The future should provide even more excitement as the band has added a new member to its lineup. In January of 1999, Clay Cook made his first appearance as a member of the Marshall Tucker Band. Clay is the twenty-three year old nephew of Doug Gray and talent definitely runs in the family. Clay plays keyboards, flute, and saxophone. In addition to this, he can sing with a vengeance.
Gray is quick to credit the band's current dynamic members with carrying on the everlasting Marshall Tucker Band sound. When Toy Caldwell stepped away from the band in 1984 for a much-deserved vacation, Rusty Milner came into the group. Milner, a veteran rock guitarist from The Artimus Pyle Band, also from Spartanburg, S.C., was the obvious choice for a replacement. Veteran bassist/songwriter Tim Lawter also joined the MTB in 1984, bringing with him talents that would soon deliver such songs to the group's catalog as "Driving You Out of My Mind," "Stay In The Country," and the down-home blues track, "Mean Miss Sweetie," an up-tempo romp from the 1998 "Face Down in the Blues" release. In 1989, slide guitarist Stuart Swanlund joined the lineup of talented musicians. They also added the highly respected B.B. Borden, who is a former member of both Mother's Finest and The Outlaws, on drums in the early 90's.
"The buying public never really cared whether we were country or rock and roll" says founding member Doug Gray. "They called us a Southern rock band, but we have always played everything from country to blues and all things in-between. We're still playing all of the classic songs, but we are moving ahead into other styles as well. We're also playing for a younger audience than we have in the past, perhaps to the kids of the fans we played in front of in the 70's and 80's."
Gray also notes that people have gotten "married and buried" to classic MTB songs like "Desert Skies" and "Can't You See". After nearly 30 years, The Marshall Tucker Band continues to be played on classic rock and country radio, and they have never stopped touring.
"We never play less than 150 shows a year, and sometimes we play as many as 200 shows. We feel we owe it to the fans who have supported us through the years to deliver the music in person," says Gray.
Years of rigorous tour schedules earned the band the respect of critics and countless dedicated fans. With hit singles like "Heard It In a Love Song," "Fire On The Mountain," "Can't You See," and "Take The Highway," The Marshall Tucker Band earned seven gold and three platinum albums while they were on the Capricorn Records label. During the 90's, the MTB scored four hit singles on Billboard's country chart and one on Billboard's gospel chart. Their music has also been featured on the soundtracks of movies such as Smokey and the Bandit, The Pursuit of D.B. Cooper, and Shipwrecked.
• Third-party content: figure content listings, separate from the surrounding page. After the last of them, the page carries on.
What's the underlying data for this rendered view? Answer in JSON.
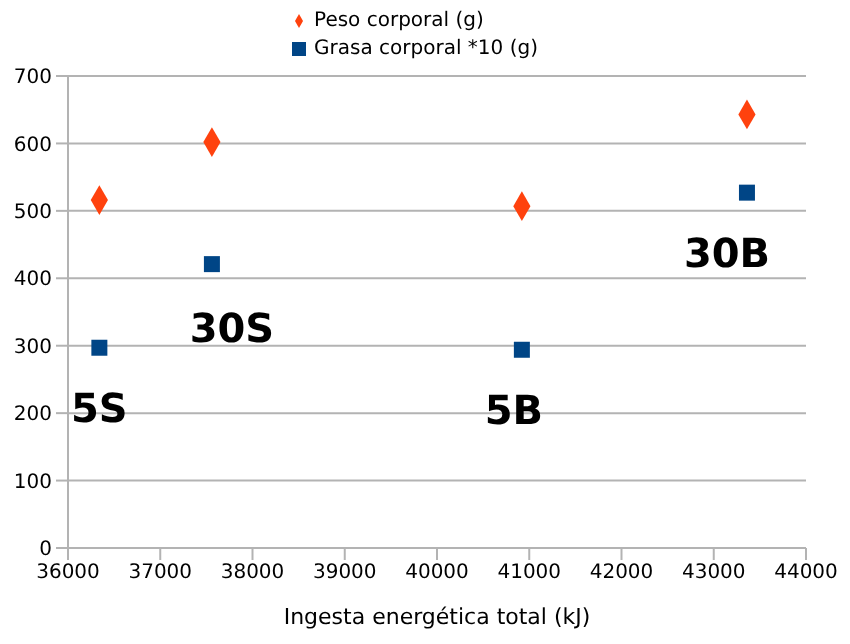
{
  "chart_data": {
    "type": "scatter",
    "xlabel": "Ingesta energética total (kJ)",
    "x": [
      36340,
      37560,
      40920,
      43360
    ],
    "series": [
      {
        "name": "Peso corporal (g)",
        "color": "#ff420e",
        "marker": "diamond",
        "values": [
          516,
          602,
          507,
          643
        ]
      },
      {
        "name": "Grasa corporal *10 (g)",
        "color": "#004586",
        "marker": "square",
        "values": [
          297,
          421,
          294,
          527
        ]
      }
    ],
    "xlim": [
      36000,
      44000
    ],
    "xticks": [
      36000,
      37000,
      38000,
      39000,
      40000,
      41000,
      42000,
      43000,
      44000
    ],
    "ylim": [
      0,
      700
    ],
    "yticks": [
      0,
      100,
      200,
      300,
      400,
      500,
      600,
      700
    ],
    "grid": "y",
    "legend": "top",
    "annotations": [
      {
        "text": "5S",
        "x": 36340,
        "y": 297
      },
      {
        "text": "30S",
        "x": 37560,
        "y": 421
      },
      {
        "text": "5B",
        "x": 40920,
        "y": 294
      },
      {
        "text": "30B",
        "x": 43360,
        "y": 527
      }
    ]
  }
}
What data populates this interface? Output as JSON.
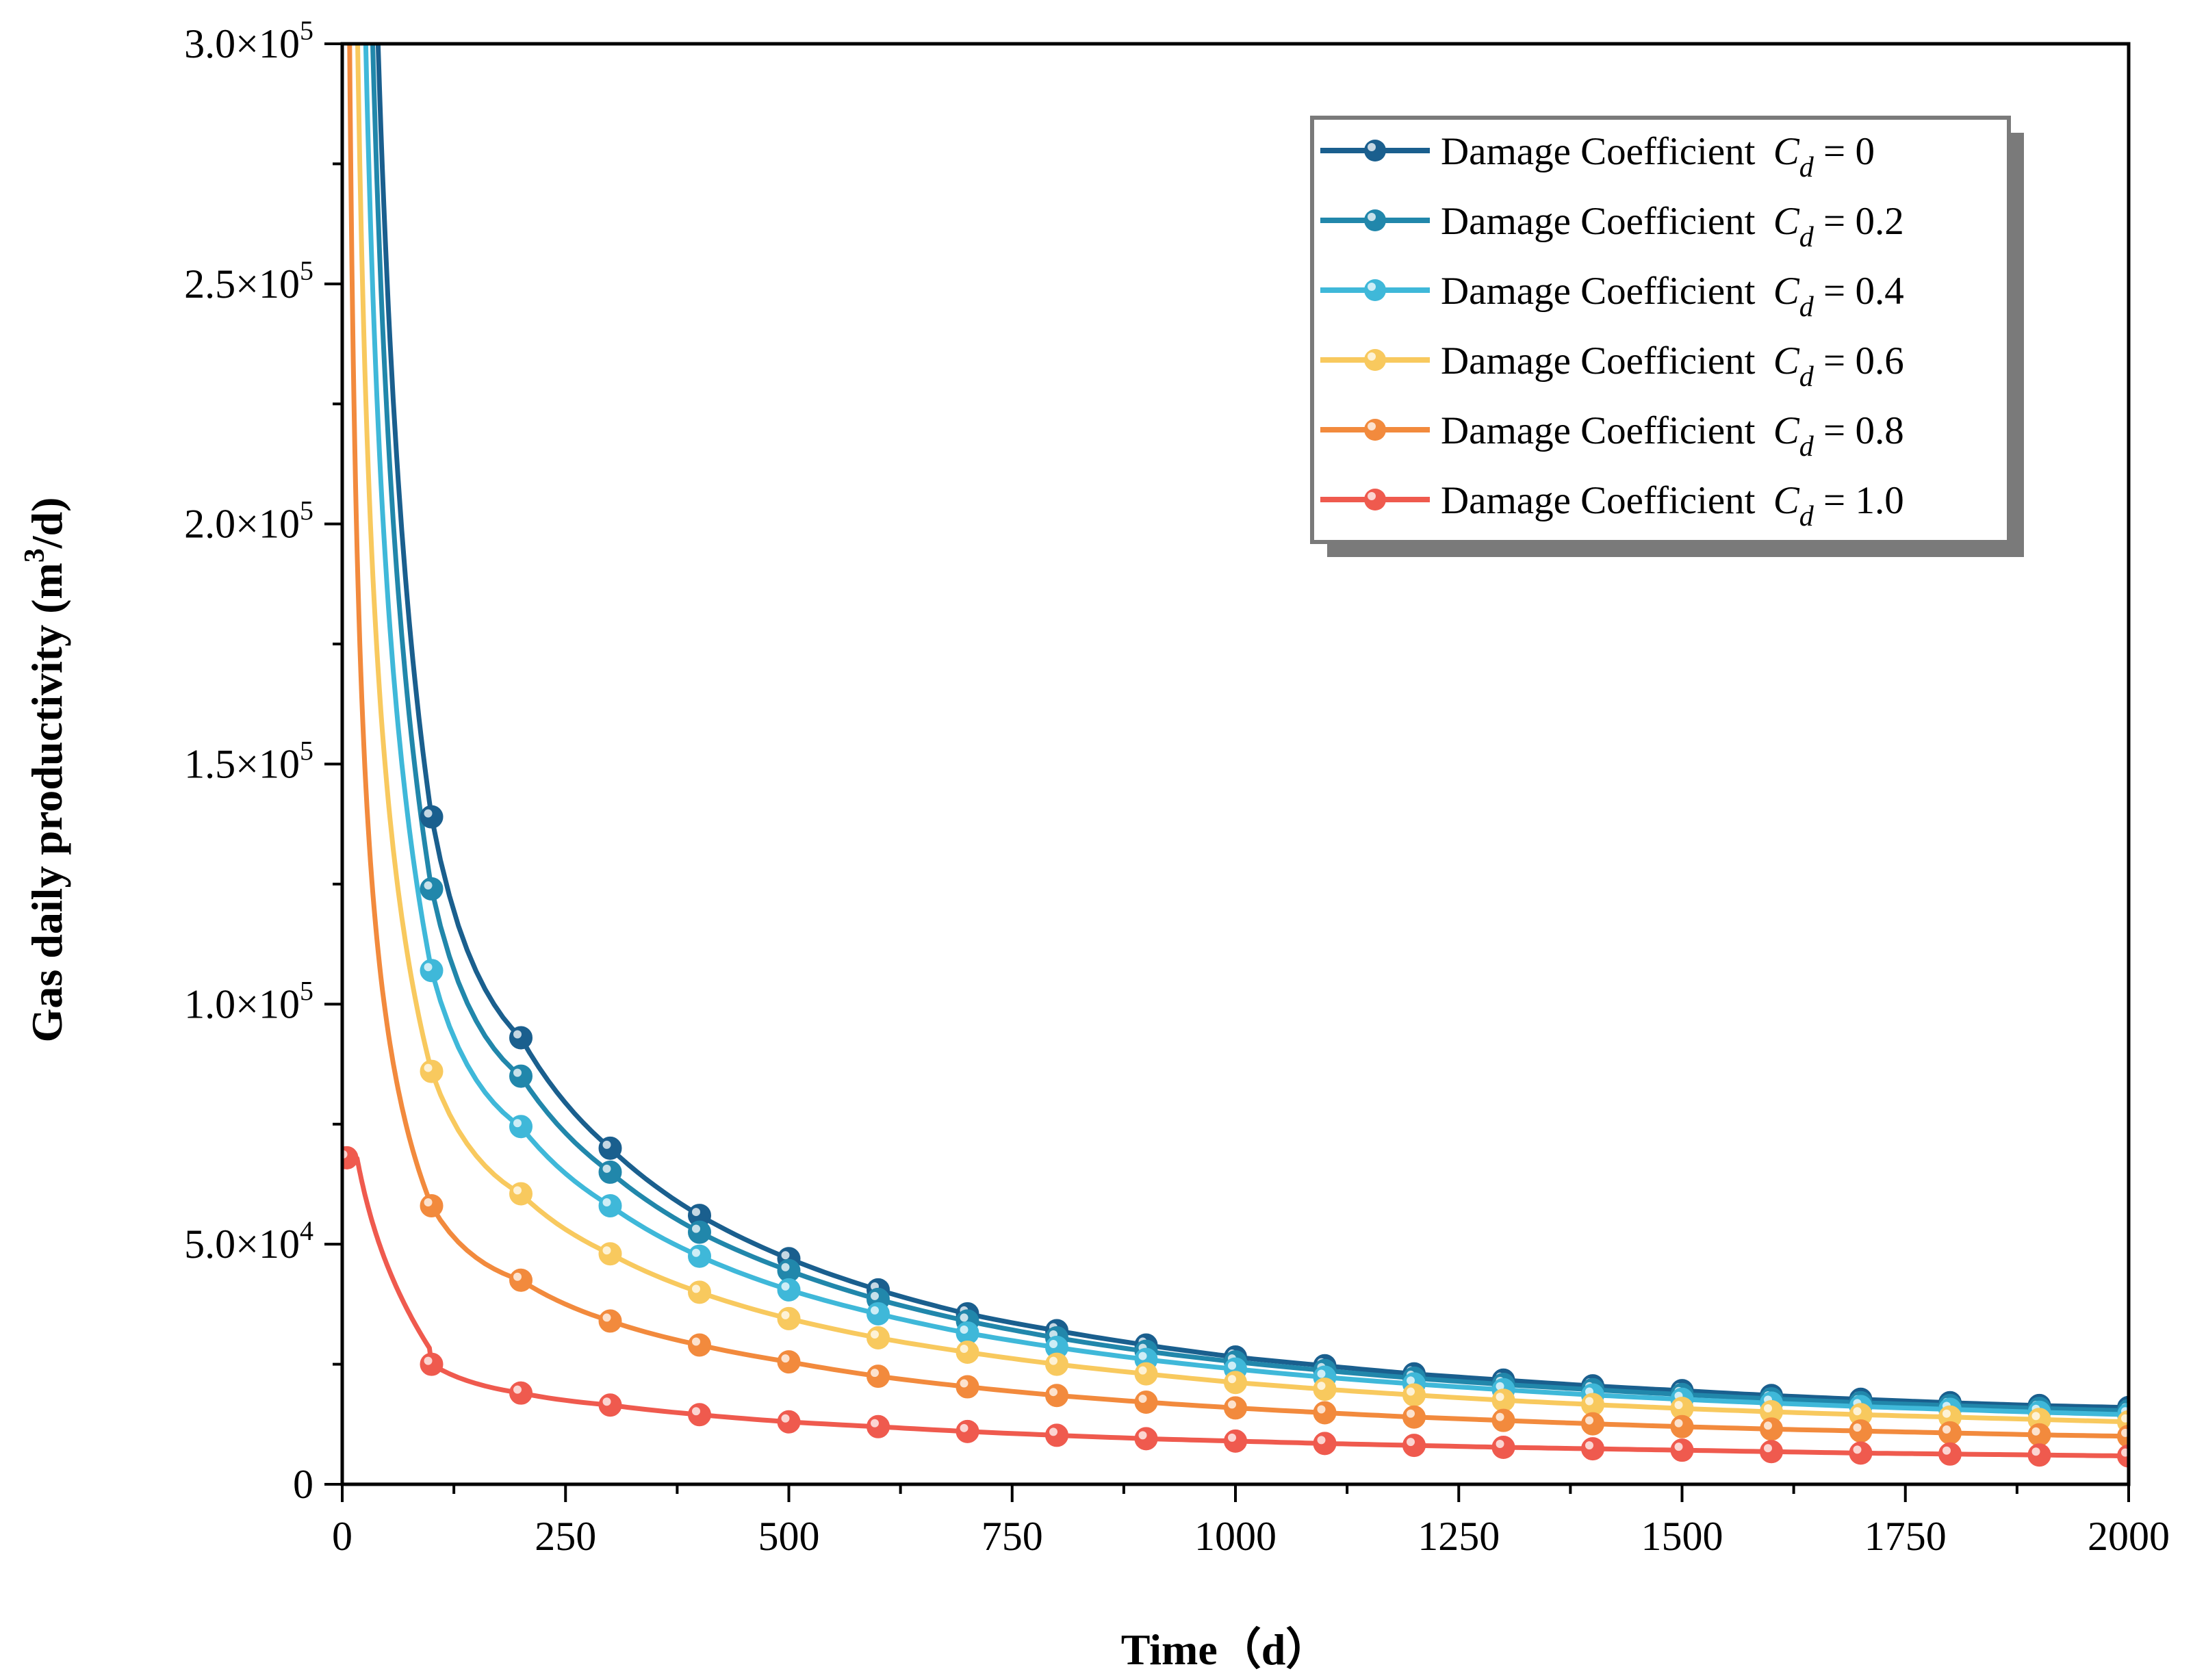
{
  "chart_data": {
    "type": "line",
    "xlabel": "Time（d）",
    "ylabel_main": "Gas daily productivity (m",
    "ylabel_sup": "3",
    "ylabel_tail": "/d)",
    "xlim": [
      0,
      2000
    ],
    "ylim": [
      0,
      300000
    ],
    "xticks": [
      0,
      250,
      500,
      750,
      1000,
      1250,
      1500,
      1750,
      2000
    ],
    "xtick_labels": [
      "0",
      "250",
      "500",
      "750",
      "1000",
      "1250",
      "1500",
      "1750",
      "2000"
    ],
    "yticks": [
      0,
      50000,
      100000,
      150000,
      200000,
      250000,
      300000
    ],
    "ytick_labels": [
      {
        "base": "0",
        "exp": ""
      },
      {
        "base": "5.0×10",
        "exp": "4"
      },
      {
        "base": "1.0×10",
        "exp": "5"
      },
      {
        "base": "1.5×10",
        "exp": "5"
      },
      {
        "base": "2.0×10",
        "exp": "5"
      },
      {
        "base": "2.5×10",
        "exp": "5"
      },
      {
        "base": "3.0×10",
        "exp": "5"
      }
    ],
    "grid": false,
    "legend_position": "top-right",
    "series": [
      {
        "name": "Damage Coefficient",
        "symbol": "C",
        "subscript": "d",
        "value_text": " = 0",
        "color": "#1a5f8e",
        "markers": [
          [
            100,
            139000
          ],
          [
            200,
            93000
          ],
          [
            300,
            70000
          ],
          [
            400,
            56000
          ],
          [
            500,
            47000
          ],
          [
            600,
            40500
          ],
          [
            700,
            35500
          ],
          [
            800,
            32000
          ],
          [
            900,
            29000
          ],
          [
            1000,
            26500
          ],
          [
            1100,
            24700
          ],
          [
            1200,
            23000
          ],
          [
            1300,
            21700
          ],
          [
            1400,
            20500
          ],
          [
            1500,
            19500
          ],
          [
            1600,
            18500
          ],
          [
            1700,
            17700
          ],
          [
            1800,
            17000
          ],
          [
            1900,
            16400
          ],
          [
            2000,
            16000
          ]
        ]
      },
      {
        "name": "Damage Coefficient",
        "symbol": "C",
        "subscript": "d",
        "value_text": " = 0.2",
        "color": "#2187ab",
        "markers": [
          [
            100,
            124000
          ],
          [
            200,
            85000
          ],
          [
            300,
            65000
          ],
          [
            400,
            52500
          ],
          [
            500,
            44500
          ],
          [
            600,
            38500
          ],
          [
            700,
            34000
          ],
          [
            800,
            30500
          ],
          [
            900,
            27700
          ],
          [
            1000,
            25500
          ],
          [
            1100,
            23700
          ],
          [
            1200,
            22100
          ],
          [
            1300,
            20800
          ],
          [
            1400,
            19700
          ],
          [
            1500,
            18700
          ],
          [
            1600,
            17800
          ],
          [
            1700,
            17000
          ],
          [
            1800,
            16400
          ],
          [
            1900,
            15800
          ],
          [
            2000,
            15300
          ]
        ]
      },
      {
        "name": "Damage Coefficient",
        "symbol": "C",
        "subscript": "d",
        "value_text": " = 0.4",
        "color": "#3fb8d9",
        "markers": [
          [
            100,
            107000
          ],
          [
            200,
            74500
          ],
          [
            300,
            58000
          ],
          [
            400,
            47500
          ],
          [
            500,
            40500
          ],
          [
            600,
            35500
          ],
          [
            700,
            31500
          ],
          [
            800,
            28500
          ],
          [
            900,
            26000
          ],
          [
            1000,
            24000
          ],
          [
            1100,
            22300
          ],
          [
            1200,
            20900
          ],
          [
            1300,
            19700
          ],
          [
            1400,
            18600
          ],
          [
            1500,
            17700
          ],
          [
            1600,
            16900
          ],
          [
            1700,
            16200
          ],
          [
            1800,
            15600
          ],
          [
            1900,
            15000
          ],
          [
            2000,
            14500
          ]
        ]
      },
      {
        "name": "Damage Coefficient",
        "symbol": "C",
        "subscript": "d",
        "value_text": " = 0.6",
        "color": "#f8c95e",
        "markers": [
          [
            100,
            86000
          ],
          [
            200,
            60500
          ],
          [
            300,
            48000
          ],
          [
            400,
            40000
          ],
          [
            500,
            34500
          ],
          [
            600,
            30500
          ],
          [
            700,
            27500
          ],
          [
            800,
            25000
          ],
          [
            900,
            23000
          ],
          [
            1000,
            21200
          ],
          [
            1100,
            19800
          ],
          [
            1200,
            18600
          ],
          [
            1300,
            17500
          ],
          [
            1400,
            16600
          ],
          [
            1500,
            15800
          ],
          [
            1600,
            15100
          ],
          [
            1700,
            14500
          ],
          [
            1800,
            14000
          ],
          [
            1900,
            13500
          ],
          [
            2000,
            13000
          ]
        ]
      },
      {
        "name": "Damage Coefficient",
        "symbol": "C",
        "subscript": "d",
        "value_text": " = 0.8",
        "color": "#f28a3d",
        "markers": [
          [
            100,
            58000
          ],
          [
            200,
            42500
          ],
          [
            300,
            34000
          ],
          [
            400,
            29000
          ],
          [
            500,
            25500
          ],
          [
            600,
            22500
          ],
          [
            700,
            20300
          ],
          [
            800,
            18500
          ],
          [
            900,
            17100
          ],
          [
            1000,
            15900
          ],
          [
            1100,
            14900
          ],
          [
            1200,
            14000
          ],
          [
            1300,
            13300
          ],
          [
            1400,
            12600
          ],
          [
            1500,
            12000
          ],
          [
            1600,
            11500
          ],
          [
            1700,
            11100
          ],
          [
            1800,
            10700
          ],
          [
            1900,
            10300
          ],
          [
            2000,
            10000
          ]
        ]
      },
      {
        "name": "Damage Coefficient",
        "symbol": "C",
        "subscript": "d",
        "value_text": " = 1.0",
        "color": "#ef5a4e",
        "markers": [
          [
            5,
            68000
          ],
          [
            100,
            25000
          ],
          [
            200,
            19000
          ],
          [
            300,
            16500
          ],
          [
            400,
            14500
          ],
          [
            500,
            13000
          ],
          [
            600,
            12000
          ],
          [
            700,
            11000
          ],
          [
            800,
            10200
          ],
          [
            900,
            9500
          ],
          [
            1000,
            9000
          ],
          [
            1100,
            8500
          ],
          [
            1200,
            8100
          ],
          [
            1300,
            7700
          ],
          [
            1400,
            7400
          ],
          [
            1500,
            7100
          ],
          [
            1600,
            6800
          ],
          [
            1700,
            6500
          ],
          [
            1800,
            6300
          ],
          [
            1900,
            6100
          ],
          [
            2000,
            5900
          ]
        ]
      }
    ]
  }
}
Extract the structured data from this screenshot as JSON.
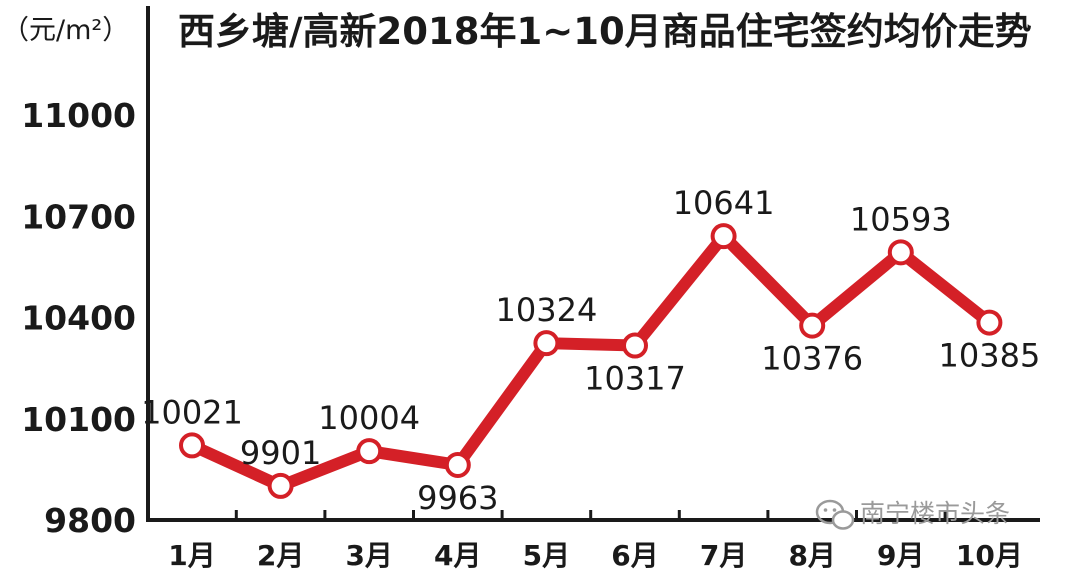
{
  "header": {
    "unit_label": "（元/m²）",
    "title": "西乡塘/高新2018年1~10月商品住宅签约均价走势"
  },
  "watermark": {
    "text": "南宁楼市头条",
    "icon": "wechat-icon"
  },
  "colors": {
    "line": "#d42027",
    "marker_fill": "#ffffff",
    "axis": "#1a1a1a"
  },
  "chart_data": {
    "type": "line",
    "title": "西乡塘/高新2018年1~10月商品住宅签约均价走势",
    "ylabel": "（元/m²）",
    "xlabel": "",
    "categories": [
      "1月",
      "2月",
      "3月",
      "4月",
      "5月",
      "6月",
      "7月",
      "8月",
      "9月",
      "10月"
    ],
    "series": [
      {
        "values": [
          10021,
          9901,
          10004,
          9963,
          10324,
          10317,
          10641,
          10376,
          10593,
          10385
        ],
        "labels": [
          "10021",
          "9901",
          "10004",
          "9963",
          "10324",
          "10317",
          "10641",
          "10376",
          "10593",
          "10385"
        ],
        "label_sides": [
          "above",
          "above",
          "above",
          "below",
          "above",
          "below",
          "above",
          "below",
          "above",
          "below"
        ]
      }
    ],
    "yticks": [
      "9800",
      "10100",
      "10400",
      "10700",
      "11000"
    ],
    "ylim": [
      9800,
      11000
    ],
    "grid": false,
    "legend": "none",
    "markers": "hollow-circle"
  }
}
The Marshall Tucker Band got its start in Spartanburg, S.C. when Gray teamed up with Tommy Caldwell and Toy Caldwell, Paul T. Riddle, George McCorkle and Jerry Eubanks, borrowing the name "Marshall Tucker" from a piano tuner who's name was found on a key ring in their old rehearsal space. In 1972, they signed with Capricorn Records, the same label that guided The Allman Brothers Band, Wet Willie, and others to national fame. The MTB opened shows for The Allman Brothers in 1973, and the following year, they began to headline their own shows across America due to the platinum-plus sales of their debut album.
In years to come, The Marshall Tucker Band would wow critics and influence major country acts like Alabama, The Kentucky Headhunters, Confederate Railroad, and Travis Tritt with its definitive blend of rock, rhythm & blues, jazz, country, and gospel. Now, thanks to the expanding scope of today's music, a new generation of fans is learning what the rest of their fans have known for so long- that good music knows no boundaries.
"As we've become older," Gray grins, eyes twinkling, "our Southern heritage seems to come out even more. But no matter how old we get, we can still rock your socks off."